Выбрать главу

— Понимаешь, я теперь поворачиваюсь в постели очень осторожно: уже не раз при этом ломались ребра, — сказал он мне как-то.

Болезнь Блеэра — так, кажется, это все вместе называлось — неотвратимо делала свое дело. Не раз Осю клали в Боткинскую больницу, куда вообще трудно попасть. Но врачи заинтересовались: как это Ося болен такой болезнью уже лет двадцать — и все еще жив (вот как стоял вопрос!); наблюдали его (сказать «лечили», кажется, нельзя — просто старались облегчить страдания).

В краткие периоды относительной стабилизации (не скажу «улучшения») Ося написал воспоминания о годах тюрьмы, лагеря, ссылки. Читая их, я не мог прежде всего не заметить, что у него настоящий литературный талант. Некоторые детали так ясно написаны, так запали мне в душу, что помню их сейчас. Например, такие.

Еще в камере подследственных от негодной тюремной пищи у него сделался злокачественный понос. Ося ослабел и надолго терял сознание. «Вот как-то лежу в полузабытьи на нарах и слышу, что старший камеры говорит какой-то очередной комиссии:

— А вот этот заключенный у нас умирает.

И, собрав все силы, я сказал довольно внятно: «Нет, я не умираю!» Может быть, неточны какие-то слова, но суть я передаю, уверен, точно.

А в лагере, когда узнали, что Ося — горный техник, поручили ему какой-то хронометраж (ведь и там были свои нормативы, свои исследования!). И очень удивились, когда после работы он принес секундомер обратно:

— Возьмите, пожалуйста, у меня его все равно украдут или отнимут.

Их ведь держали вместе с уголовниками.

А как-то он в очередной раз «доходил» настолько, что его даже оставили в бараке, когда всех погнали на работу. И можно было обойти вокруг барака. Ося нашел куст, покрытый какими-то неизвестными ему ягодами. Но безошибочный инстинкт подсказал, что их надо есть. Ел два или три дня и снова встал на ноги.
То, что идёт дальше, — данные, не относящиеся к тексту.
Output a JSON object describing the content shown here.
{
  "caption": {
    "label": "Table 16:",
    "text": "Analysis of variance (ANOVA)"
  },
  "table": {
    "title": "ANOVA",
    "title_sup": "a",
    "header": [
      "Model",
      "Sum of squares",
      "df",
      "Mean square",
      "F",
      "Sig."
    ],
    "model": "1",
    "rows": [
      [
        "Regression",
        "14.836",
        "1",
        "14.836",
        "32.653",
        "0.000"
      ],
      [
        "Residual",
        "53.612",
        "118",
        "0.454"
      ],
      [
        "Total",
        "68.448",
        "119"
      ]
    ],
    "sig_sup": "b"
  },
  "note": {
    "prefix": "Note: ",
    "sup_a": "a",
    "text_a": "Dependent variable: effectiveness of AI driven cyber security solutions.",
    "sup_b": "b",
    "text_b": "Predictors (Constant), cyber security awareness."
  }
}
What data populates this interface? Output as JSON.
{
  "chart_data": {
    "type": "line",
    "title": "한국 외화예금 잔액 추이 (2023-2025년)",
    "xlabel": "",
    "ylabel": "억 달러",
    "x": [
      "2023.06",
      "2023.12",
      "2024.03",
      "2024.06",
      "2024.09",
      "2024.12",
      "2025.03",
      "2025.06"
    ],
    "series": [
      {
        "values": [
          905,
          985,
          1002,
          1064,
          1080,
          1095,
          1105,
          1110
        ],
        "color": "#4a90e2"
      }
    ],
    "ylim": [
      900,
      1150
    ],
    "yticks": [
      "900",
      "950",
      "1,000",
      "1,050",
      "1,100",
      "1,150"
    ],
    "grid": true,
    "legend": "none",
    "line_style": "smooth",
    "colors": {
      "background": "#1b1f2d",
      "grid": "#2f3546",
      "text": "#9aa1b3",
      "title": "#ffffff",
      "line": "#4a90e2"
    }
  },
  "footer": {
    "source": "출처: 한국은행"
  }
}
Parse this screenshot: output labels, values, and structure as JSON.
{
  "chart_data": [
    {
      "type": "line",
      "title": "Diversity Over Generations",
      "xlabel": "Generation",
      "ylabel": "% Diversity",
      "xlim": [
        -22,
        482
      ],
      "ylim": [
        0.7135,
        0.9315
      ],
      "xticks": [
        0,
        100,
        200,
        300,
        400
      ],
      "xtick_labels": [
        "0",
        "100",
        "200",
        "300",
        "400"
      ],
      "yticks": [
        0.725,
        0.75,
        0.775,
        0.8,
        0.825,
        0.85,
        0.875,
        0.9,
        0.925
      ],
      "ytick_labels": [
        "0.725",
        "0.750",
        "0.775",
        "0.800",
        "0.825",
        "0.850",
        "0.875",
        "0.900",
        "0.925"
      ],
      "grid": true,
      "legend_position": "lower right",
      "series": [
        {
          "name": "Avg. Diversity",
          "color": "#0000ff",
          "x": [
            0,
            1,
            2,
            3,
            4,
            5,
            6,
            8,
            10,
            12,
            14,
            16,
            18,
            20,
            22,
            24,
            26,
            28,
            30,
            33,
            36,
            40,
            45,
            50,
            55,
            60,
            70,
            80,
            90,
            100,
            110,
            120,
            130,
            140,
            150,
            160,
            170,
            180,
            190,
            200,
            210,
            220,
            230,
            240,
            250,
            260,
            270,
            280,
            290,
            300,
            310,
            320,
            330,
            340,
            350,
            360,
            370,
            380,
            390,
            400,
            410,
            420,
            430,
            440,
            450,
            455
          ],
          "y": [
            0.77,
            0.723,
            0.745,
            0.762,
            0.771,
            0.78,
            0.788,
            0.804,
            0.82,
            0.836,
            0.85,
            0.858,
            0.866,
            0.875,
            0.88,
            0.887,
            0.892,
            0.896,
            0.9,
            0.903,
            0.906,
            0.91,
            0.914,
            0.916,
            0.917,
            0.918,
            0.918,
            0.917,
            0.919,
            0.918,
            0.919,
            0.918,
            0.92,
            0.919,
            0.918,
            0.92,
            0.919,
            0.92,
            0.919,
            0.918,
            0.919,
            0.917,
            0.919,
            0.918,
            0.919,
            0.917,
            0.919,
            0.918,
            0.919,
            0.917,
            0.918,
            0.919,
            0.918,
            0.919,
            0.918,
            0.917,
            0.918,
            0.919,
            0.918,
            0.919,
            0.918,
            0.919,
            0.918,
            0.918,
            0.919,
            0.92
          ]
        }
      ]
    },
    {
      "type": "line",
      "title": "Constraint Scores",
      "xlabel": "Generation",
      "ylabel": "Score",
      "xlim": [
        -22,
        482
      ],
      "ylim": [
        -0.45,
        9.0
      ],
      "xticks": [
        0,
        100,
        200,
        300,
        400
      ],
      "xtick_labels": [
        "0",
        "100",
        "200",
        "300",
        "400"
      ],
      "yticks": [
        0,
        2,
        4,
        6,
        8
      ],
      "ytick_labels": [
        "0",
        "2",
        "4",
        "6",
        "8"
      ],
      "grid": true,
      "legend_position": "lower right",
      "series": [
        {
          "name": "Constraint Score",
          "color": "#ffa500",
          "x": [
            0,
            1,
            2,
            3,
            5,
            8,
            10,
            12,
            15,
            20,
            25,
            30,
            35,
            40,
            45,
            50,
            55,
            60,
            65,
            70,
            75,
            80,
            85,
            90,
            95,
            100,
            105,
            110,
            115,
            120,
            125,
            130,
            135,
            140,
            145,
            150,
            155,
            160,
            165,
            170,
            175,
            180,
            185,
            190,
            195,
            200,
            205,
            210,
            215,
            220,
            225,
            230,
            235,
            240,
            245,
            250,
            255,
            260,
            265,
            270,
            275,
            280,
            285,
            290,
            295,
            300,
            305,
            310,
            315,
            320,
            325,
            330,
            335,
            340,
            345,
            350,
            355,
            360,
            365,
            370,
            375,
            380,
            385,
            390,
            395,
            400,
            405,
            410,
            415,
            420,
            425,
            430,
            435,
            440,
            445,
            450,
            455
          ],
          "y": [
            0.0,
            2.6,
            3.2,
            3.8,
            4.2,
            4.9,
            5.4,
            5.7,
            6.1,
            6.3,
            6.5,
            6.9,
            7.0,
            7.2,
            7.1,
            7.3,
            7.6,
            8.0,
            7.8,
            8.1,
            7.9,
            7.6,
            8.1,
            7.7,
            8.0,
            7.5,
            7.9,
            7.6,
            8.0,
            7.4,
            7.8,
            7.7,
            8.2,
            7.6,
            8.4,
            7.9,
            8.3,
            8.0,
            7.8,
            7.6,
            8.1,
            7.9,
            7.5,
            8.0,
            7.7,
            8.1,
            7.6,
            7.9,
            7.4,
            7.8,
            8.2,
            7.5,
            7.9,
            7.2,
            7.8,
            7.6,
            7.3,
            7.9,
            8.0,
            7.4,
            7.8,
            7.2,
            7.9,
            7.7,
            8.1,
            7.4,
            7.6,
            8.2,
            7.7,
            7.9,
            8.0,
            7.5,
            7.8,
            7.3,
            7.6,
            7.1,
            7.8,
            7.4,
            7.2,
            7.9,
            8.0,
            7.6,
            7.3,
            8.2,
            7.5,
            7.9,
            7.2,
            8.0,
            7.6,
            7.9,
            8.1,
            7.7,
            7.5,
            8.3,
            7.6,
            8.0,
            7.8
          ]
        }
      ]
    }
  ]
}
— На шестьдесят третьем году жизни… — сказал мне Ося в кабине лифта, когда мы возвращались после краткой прогулки.

И вот мы стоим в зале крематория у Осиного гроба. Пришло много еще школьных друзей.

— Скажи… скажи… — подталкивают меня.

— Мы прощаемся с тобой, Ося. Ты прожил трудную жизнь, прожил ее мужественно. Пусть будет тебе пухом земля!

И больше не мог говорить — так судорога схватила горло.

…Когда стали расходиться, Осин университетский друг и «подельник», Юра Цедербаум, сказал мне несколько слов, наверное, чтобы утешить. И до сих пор я ему благодарен.

Узкое, 5–17 сентября 1986 г.

Раскопки в Москве

И тут в моей жизни произошел поворот.

К лучшему? К худшему? Как сказать… Мне-то казалось, что я возвращаюсь на старый путь — к археологии. Более того — к теме, начатой еще на студенческой скамье с Петром Николаевичем Миллером, которую просто обязан закончить. Обязан памяти покойного Петра Николаевича довести до конца начатое, и кажется, сделать надо не так много. Работы на несколько лет. А потом опять смогу заняться любимым Новгородом, вот только опубликую материалы наблюдений и проведу раскопки. Первые раскопки в Москве! Не думал я тогда, что бросаю камень в воду и пойдут круги — не дай бог! А «побочные последствия», как заноза, засядут в сердце и будут колоть до старости. Не думал и о том, что определяю весь свой научный, а может быть, и вообще жизненный путь.

А началось все просто. С невинного вопроса:

— Вы не помните точной даты первого летописного упоминания Москвы? Месяц хотя бы, если уж не число? — спросил меня на одном из заседаний Отделения тогдашний ученый секретарь ИИМКа, Павел Николаевич Шульц.

— Четвертое апреля 1147 года! — эта сакраментальная дата прочно сидела в памяти еще с миллеровских времен.

А дело было в том, что приближалось восьмисотлетие с того времени и его вознамерились отметить чрезвычайно пышно — как один из первых послевоенных всенародных праздников. Забегая вперед, скажу, что юбилей столицы всего прогрессивного человечества (как тогда говорили и писали) превратился в нечто самодовлеющее; в сиянии его лучей как-то даже не видно стало самого юбиляра — древней Москвы. Одно празднество сменяло другое, и даже начало их было перенесено на 8 сентября, чтобы лучше подготовиться. Почти на полгода позже действительной даты, до которой, кажется, никому не было дела.